Ces décisions et contre-décisions ouvrent la page d’une nouvelle crise organique au sein du RND qui est, au même titre que le FLN, décrié par le peuple dans les manifestations contre le système politique.
Les mesures prises à l’encontre de Seddik Chihab ne signifient pas que la partie est finie. Dans son communiqué d’avant-hier, du bureau de la wilaya d’Alger, M. Ouyahia est appelé à «assumer ses responsabilités morales envers le parti». Le bureau d’Alger a appelé, en outre, les militants à adhérer à la démarche de redressement du parti.
La démarche du bureau d’Alger du RND, qui s’est abstenu d’appeler le président du Sénat, Abdelkader Bensalah à répondre aux exigences du peuple, suscite beaucoup d’interrogations.
Seddik Chihab est resté en toutes circonstances fidèle à Ouyahia, y compris lors du mouvement de redressement de 2012 qui avait poussé le patron du parti à démissionner.
Certains estiment que le député d’Alger est chargé d’une mission bien précise, à savoir celle de redonner au RND une nouvelle virginité qui lui permettra de jouer un rôle dans le processus de transition qui s’annonce en le débarrassant d’Ouyahia, l’homme contesté par la rue.
Ce qui est considéré comme une manœuvre du système politique qui veut se régénérer en mettant en avant de nouveaux visages et contourner ainsi la revendication principale du tsunami humain qui se déverse sur les villes algériennes chaque vendredi, et ce, depuis le 22 février dernier.
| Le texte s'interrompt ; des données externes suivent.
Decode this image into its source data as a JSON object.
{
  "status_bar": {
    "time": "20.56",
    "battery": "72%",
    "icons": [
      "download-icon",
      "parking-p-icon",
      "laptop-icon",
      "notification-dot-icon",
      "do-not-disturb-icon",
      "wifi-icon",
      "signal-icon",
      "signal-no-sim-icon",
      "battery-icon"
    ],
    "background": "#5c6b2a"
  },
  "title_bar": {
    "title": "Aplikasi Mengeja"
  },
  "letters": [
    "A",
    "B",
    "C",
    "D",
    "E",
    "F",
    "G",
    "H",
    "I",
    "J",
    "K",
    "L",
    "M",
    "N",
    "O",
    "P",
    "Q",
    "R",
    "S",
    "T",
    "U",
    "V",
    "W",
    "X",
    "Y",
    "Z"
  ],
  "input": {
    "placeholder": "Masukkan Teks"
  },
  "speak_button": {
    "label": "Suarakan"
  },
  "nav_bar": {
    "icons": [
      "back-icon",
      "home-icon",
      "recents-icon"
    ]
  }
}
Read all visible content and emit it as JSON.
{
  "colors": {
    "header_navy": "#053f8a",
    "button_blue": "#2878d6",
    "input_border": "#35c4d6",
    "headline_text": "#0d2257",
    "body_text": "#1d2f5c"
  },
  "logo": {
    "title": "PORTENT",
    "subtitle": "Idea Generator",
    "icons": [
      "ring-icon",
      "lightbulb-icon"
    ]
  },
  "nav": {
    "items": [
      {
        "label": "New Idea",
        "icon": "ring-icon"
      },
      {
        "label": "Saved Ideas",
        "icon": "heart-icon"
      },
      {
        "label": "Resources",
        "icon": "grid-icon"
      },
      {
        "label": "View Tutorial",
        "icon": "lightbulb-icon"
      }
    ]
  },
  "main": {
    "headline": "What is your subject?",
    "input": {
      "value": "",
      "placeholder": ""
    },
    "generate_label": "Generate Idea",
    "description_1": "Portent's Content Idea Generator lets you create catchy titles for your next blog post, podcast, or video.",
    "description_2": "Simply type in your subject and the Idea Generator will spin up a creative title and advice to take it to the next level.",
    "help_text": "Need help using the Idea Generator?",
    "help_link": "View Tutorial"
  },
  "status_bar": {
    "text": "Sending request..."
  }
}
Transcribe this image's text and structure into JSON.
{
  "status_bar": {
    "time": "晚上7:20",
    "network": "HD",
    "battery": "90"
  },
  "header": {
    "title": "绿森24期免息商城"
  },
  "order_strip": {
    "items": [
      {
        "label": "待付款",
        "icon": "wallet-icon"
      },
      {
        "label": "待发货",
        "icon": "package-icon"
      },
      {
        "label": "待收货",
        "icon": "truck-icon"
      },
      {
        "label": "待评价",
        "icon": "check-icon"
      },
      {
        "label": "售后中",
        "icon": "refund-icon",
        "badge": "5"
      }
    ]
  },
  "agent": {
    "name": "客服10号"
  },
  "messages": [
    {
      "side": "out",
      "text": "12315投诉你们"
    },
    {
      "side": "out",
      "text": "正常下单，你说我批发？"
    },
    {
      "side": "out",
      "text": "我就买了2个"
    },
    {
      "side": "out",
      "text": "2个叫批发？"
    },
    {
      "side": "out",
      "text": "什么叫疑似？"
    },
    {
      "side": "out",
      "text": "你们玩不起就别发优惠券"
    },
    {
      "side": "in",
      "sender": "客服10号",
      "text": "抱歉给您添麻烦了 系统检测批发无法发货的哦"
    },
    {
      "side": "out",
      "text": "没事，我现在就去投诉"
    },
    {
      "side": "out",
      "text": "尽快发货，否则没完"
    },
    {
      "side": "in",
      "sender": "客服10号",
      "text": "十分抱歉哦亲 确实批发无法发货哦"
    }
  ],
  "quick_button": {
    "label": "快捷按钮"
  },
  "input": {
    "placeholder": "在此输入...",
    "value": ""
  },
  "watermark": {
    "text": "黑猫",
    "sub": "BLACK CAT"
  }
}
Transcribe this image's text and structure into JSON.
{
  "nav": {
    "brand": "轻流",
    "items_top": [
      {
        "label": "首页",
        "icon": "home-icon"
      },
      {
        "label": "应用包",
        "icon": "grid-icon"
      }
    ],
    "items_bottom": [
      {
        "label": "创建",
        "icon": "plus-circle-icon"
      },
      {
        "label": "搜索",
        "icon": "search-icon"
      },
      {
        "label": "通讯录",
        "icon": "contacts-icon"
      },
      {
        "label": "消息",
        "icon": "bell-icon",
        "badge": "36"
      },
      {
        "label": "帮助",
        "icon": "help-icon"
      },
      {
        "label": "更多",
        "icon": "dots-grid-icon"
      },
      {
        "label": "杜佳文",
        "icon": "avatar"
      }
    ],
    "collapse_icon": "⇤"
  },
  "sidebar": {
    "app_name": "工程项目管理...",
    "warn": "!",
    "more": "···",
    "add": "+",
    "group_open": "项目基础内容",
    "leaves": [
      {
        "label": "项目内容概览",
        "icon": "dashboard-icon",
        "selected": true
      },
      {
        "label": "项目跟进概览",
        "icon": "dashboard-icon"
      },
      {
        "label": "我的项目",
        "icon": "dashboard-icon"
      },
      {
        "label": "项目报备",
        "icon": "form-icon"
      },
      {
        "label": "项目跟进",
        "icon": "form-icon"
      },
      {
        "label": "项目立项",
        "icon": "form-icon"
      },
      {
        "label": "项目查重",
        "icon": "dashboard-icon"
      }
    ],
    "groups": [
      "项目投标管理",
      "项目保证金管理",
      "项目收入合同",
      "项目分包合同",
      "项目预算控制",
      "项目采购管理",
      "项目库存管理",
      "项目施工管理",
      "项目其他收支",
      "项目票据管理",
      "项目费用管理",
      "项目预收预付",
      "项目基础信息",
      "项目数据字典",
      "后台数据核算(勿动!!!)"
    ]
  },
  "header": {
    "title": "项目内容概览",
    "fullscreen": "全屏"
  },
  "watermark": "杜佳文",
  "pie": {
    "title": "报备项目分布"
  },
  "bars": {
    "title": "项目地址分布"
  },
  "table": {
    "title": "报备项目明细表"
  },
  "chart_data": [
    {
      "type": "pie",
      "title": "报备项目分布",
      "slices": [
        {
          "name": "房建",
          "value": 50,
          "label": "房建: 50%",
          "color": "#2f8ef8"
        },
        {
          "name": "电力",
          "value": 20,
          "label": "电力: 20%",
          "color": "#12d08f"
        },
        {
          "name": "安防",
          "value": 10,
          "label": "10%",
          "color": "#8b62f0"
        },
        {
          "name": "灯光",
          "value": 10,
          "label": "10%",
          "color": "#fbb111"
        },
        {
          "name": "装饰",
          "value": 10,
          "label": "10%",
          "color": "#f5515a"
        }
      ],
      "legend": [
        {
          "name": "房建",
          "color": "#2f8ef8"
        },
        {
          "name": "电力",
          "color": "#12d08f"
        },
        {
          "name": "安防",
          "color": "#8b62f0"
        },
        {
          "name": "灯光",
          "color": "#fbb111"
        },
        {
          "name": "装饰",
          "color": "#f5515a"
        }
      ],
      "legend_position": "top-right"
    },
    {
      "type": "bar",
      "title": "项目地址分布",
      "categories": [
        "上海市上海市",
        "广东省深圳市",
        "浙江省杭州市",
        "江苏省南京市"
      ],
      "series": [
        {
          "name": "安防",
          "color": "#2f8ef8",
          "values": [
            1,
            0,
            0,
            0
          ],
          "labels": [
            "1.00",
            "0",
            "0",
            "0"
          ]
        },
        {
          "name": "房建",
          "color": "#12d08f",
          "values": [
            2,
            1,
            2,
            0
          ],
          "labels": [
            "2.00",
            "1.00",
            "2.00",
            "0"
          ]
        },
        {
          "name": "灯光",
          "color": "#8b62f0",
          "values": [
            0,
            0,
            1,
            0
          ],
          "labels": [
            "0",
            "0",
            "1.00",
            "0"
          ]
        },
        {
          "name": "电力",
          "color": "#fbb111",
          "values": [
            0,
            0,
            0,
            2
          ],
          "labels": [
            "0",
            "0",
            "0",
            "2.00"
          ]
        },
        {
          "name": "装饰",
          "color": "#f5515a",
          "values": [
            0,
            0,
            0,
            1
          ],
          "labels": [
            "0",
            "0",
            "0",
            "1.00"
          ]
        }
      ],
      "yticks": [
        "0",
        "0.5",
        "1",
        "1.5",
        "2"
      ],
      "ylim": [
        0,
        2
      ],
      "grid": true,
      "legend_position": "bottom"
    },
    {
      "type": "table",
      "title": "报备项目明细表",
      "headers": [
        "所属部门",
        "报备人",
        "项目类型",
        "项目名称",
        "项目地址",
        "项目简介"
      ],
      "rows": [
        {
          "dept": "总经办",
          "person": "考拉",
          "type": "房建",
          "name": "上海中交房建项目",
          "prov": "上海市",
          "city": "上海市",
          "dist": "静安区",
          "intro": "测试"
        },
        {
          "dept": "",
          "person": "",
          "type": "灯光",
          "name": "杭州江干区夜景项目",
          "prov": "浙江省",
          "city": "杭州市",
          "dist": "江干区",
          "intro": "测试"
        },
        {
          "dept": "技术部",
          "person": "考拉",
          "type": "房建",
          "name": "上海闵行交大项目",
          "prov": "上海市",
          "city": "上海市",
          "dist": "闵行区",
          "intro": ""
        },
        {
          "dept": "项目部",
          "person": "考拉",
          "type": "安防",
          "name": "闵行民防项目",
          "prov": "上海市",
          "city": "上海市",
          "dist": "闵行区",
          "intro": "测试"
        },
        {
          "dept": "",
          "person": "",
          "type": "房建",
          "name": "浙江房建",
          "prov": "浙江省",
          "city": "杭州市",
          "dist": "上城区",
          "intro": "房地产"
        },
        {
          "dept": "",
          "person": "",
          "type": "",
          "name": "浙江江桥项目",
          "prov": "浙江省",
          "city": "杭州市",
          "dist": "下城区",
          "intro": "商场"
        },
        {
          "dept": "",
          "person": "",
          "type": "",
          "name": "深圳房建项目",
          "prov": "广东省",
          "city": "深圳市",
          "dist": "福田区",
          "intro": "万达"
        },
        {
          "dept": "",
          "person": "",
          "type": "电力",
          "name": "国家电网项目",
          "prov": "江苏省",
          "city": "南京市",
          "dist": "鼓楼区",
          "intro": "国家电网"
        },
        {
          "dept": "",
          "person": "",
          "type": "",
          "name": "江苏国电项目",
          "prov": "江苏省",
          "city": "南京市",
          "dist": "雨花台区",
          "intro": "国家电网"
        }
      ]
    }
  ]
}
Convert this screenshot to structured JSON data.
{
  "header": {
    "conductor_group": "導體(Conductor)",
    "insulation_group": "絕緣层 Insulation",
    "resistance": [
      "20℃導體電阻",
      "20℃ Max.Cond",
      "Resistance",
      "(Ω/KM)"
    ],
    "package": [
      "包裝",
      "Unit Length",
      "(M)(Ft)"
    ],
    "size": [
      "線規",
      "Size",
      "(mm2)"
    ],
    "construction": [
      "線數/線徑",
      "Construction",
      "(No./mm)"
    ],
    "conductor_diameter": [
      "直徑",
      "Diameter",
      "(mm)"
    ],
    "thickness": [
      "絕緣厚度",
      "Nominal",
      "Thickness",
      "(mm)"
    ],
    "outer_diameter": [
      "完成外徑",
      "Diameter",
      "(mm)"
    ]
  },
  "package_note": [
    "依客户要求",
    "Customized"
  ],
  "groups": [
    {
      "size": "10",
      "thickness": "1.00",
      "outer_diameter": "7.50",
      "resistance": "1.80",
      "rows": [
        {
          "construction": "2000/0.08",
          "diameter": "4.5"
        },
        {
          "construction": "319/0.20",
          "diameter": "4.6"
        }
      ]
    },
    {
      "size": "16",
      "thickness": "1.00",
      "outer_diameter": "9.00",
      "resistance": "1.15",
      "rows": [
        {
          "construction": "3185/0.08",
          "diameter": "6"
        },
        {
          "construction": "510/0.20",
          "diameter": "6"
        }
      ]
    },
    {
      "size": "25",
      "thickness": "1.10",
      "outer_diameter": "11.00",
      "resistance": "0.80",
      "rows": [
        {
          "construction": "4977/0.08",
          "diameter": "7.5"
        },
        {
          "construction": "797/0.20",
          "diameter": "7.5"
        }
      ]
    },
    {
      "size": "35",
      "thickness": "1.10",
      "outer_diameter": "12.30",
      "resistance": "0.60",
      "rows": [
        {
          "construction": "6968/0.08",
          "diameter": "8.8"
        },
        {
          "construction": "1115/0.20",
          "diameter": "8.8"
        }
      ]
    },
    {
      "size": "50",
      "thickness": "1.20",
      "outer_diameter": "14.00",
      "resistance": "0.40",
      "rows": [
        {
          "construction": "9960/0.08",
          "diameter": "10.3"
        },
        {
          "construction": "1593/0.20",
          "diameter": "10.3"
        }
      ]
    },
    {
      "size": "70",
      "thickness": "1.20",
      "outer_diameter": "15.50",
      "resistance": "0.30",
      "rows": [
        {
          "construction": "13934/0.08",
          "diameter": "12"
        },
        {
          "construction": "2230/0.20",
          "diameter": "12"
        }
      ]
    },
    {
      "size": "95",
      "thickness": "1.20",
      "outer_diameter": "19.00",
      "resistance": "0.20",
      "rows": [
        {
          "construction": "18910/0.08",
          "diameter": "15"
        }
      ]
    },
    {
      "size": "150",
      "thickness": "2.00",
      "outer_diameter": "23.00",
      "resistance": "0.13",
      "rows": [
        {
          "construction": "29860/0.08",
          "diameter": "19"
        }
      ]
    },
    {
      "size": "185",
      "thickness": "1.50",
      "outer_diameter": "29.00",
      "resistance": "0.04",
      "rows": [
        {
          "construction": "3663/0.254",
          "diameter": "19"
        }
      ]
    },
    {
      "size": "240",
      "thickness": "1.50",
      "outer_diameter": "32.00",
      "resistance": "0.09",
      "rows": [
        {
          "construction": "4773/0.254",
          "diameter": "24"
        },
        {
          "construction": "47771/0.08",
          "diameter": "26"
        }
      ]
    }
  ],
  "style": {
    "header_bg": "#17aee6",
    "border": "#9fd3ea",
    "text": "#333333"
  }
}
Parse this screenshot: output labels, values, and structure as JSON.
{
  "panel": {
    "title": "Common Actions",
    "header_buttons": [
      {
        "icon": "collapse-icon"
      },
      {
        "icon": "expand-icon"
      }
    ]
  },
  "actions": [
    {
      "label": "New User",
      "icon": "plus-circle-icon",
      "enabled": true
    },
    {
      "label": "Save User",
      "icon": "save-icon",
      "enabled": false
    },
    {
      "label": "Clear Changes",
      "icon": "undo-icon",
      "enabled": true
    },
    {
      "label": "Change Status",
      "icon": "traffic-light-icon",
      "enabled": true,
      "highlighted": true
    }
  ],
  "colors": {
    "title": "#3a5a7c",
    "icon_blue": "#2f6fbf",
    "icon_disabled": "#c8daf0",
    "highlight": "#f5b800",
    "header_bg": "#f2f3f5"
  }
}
Seddik Chihab était, en effet, le premier responsable du cercle présidentiel à parler des forces non constitutionnelles qui dirigent le pays depuis des années, dans le sillage du mouvement populaire contre le système politique. Quelques jours plus tard, le ministère de la Défense nationale a évoqué ces «entités non constitutionnelles», affirmant qu’il ne reconnaîtra aucune décision émanant de ces forces.
Mais, il semble qu’Ouyahia qui a cédé, en 2013, à un mouvement de redressement sans consistance, en démissionnant sous le motif de préserver le parti et l’unité de ses rangs, ne va pas se laisser faire cette fois-ci.
En 2016, lorsqu’il est revenu de nouveau à la tête du parti, il était ciblé par un nouveau mouvement de redressement. Ouyahia, appuyé par le même Chihab, avait juré de ne plus céder à «la dictature des minorités».
K. A.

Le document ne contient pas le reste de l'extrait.